MLN Matters® Number: MM6638 Revised
Related Change Request (CR) #: 6638
Related CR Release Date: December 18, 2009
Effective Date: April 1, 2010
Related CR Transmittal #: R1877CP
Implementation Date: April 5, 2010
Note: This article was revised on December 21, 2009, to reflect a revised CR 6638 that was issued on December 18, 2009. The CR release date, transmittal number, and the Web address for accessing CR 6638 were revised in this article. All other information remains the same.
Provider Types Affected
This article is for physicians, non-physician practitioners, and providers submitting claims to Medicare contractors (carriers, Fiscal Intermediaries (FIs), and/or A/B Medicare Administrative Contractors (A/B MACs)) for services provided to Medicare beneficiaries.
Provider Action Needed
Impact to You
This article is based on Change Request (CR) 6638 which provides instructions for completing Part A and Part B claims for gender specific services for beneficiaries who are transgender, hermaphrodites, or have ambiguous genitalia.
What You Need to Know
Claims for some beneficiaries are being rejected by Medicare systems due to gender specific edits, and this is resulting in inappropriate denials for Part A and Part B claims. CR 6638 instructs that for Part A claims processing, institutional providers should report condition code 45 (Ambiguous Gender Category) on inpatient or outpatient services that can be subjected to gender specific editing (i.e., services that are considered female or male only) for the above defined beneficiaries. CR 6638 instructs physicians and non-physician practitioners that for Part B professional claims the KX HCPCS modifier (Requirements specified in the medical policy have been met) should be billed on the detail line with any procedure code(s) that are gender specific for the affected beneficiaries.
What You Need to Do
See the Background and Additional Information Sections of this article for further details regarding these changes.
Background
Claims for some services for beneficiaries described above may be inadvertently denied due to sex related edits unless these services are billed properly.

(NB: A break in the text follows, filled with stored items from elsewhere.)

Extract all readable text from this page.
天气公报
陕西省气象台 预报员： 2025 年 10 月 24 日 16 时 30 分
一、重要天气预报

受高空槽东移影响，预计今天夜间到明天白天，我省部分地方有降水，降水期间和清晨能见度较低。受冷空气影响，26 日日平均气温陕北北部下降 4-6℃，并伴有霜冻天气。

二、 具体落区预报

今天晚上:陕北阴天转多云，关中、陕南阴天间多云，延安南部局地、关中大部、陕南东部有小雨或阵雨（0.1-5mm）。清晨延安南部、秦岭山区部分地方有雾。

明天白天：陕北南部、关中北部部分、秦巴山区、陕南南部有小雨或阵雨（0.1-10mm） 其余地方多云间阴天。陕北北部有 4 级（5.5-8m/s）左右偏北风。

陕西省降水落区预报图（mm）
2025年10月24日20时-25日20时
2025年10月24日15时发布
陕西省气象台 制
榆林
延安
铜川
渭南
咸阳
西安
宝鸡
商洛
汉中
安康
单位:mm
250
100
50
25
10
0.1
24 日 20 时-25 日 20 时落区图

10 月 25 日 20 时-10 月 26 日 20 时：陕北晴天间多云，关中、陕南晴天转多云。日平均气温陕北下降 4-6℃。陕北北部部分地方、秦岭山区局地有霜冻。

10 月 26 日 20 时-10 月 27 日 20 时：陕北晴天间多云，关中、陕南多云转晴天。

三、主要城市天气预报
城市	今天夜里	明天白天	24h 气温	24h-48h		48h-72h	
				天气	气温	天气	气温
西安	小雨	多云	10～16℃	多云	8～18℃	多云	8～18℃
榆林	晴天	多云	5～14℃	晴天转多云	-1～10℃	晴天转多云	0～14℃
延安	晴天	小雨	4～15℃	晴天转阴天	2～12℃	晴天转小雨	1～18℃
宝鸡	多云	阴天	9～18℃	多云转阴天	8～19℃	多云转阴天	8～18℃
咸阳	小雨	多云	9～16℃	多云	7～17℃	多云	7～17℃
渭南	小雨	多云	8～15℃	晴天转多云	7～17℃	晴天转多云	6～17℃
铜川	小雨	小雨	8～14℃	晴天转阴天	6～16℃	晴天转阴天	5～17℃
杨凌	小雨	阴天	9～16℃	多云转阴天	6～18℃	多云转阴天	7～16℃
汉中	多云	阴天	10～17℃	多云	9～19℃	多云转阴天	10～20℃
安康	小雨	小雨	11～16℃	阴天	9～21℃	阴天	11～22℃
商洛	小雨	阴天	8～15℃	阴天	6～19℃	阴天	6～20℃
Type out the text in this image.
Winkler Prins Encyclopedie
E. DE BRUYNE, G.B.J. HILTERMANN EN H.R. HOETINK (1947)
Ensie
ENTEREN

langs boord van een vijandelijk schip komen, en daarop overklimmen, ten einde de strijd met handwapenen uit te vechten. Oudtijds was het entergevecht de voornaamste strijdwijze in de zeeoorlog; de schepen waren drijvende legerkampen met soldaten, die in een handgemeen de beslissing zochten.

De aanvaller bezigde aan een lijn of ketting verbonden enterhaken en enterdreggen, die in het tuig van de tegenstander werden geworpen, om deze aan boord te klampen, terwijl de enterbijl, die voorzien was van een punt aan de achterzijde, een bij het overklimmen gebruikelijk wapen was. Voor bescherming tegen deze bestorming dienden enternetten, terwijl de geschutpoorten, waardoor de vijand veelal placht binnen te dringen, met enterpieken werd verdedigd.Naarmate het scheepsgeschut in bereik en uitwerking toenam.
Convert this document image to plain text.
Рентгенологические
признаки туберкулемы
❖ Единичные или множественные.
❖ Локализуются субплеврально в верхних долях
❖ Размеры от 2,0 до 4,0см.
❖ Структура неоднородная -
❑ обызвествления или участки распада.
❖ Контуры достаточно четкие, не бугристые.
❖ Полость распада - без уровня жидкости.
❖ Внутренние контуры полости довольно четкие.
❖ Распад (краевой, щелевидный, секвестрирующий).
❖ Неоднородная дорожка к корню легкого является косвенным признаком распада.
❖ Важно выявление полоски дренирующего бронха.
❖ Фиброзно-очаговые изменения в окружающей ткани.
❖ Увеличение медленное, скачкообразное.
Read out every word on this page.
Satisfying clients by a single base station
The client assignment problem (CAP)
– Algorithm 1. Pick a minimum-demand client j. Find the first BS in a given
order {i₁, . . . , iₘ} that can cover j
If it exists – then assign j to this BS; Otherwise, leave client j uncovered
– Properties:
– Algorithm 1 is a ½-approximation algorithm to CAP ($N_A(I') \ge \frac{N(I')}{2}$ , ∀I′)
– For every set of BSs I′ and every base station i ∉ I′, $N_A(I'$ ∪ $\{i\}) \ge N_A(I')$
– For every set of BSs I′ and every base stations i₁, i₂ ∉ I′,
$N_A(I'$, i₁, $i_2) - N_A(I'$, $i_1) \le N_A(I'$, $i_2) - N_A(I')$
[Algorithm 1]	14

As a result of the number of subject claims received that are being denied due to sex/diagnosis and sex/procedure edits, the National Uniform Billing Committee (NUBC) approved condition code 45 (Ambiguous Gender Category) to identify these unique claims and to allow the sex related edits to be processed correctly. CR 6638 instructs institutional providers submitting Part A claims to report condition code 45 (Ambiguous Gender Category) on inpatient or outpatient services for effected beneficiaries where the service performed is gender specific (i.e., services that are considered female or male only). This claim level condition code should be used by providers to identify these unique claims and to allow the sex related edits to be processed correctly by Medicare systems and allow the service to continue normal processing. Payment will be made if the coverage and reporting criteria have been met for the service.
The KX HCPCS modifier, which is defined as “Requirements specified in the medical policy have been met”, is a multipurpose informational modifier for Part B professional claims. In addition to its other existing uses, the KX HCPCS modifier should also be used to identify services that are gender specific (i.e., services that are considered female or male only) for effected beneficiaries on claims submitted by physicians and non-physician practitioners to Medicare carriers and MACs. Use of the KX HCPCS modifier will alert the carrier/MAC that the physician/practitioner is performing a service on a patient for whom gender specific editing may apply, and that the service should be allowed to continue with normal processing. Payment will be made if the coverage and reporting criteria have been met for the service.
Additional Information
The official instruction, CR 6638, issued to your carrier, FI, and A/B MAC regarding this change may be viewed at http://www.cms.hhs.gov/Transmittals/downloads/R1877CP.pdf on the CMS website.
If you have questions, please contact the Palmetto GBA Provider Contact Center at our toll-free number, (866) 332-7025 (Ohio and West Virginia) or (888) 828-2092 (South Carolina Part B).
Disclaimer
This article was prepared as a service to the public and is not intended to grant rights or impose obligations. This article may contain references or links to statutes, regulations, or other policy materials. The information provided is only intended to be a general summary. It is not intended to take the place of either the written law or regulations. We encourage readers to review the specific statutes, regulations and other interpretive materials for a full and accurate statement of their contents.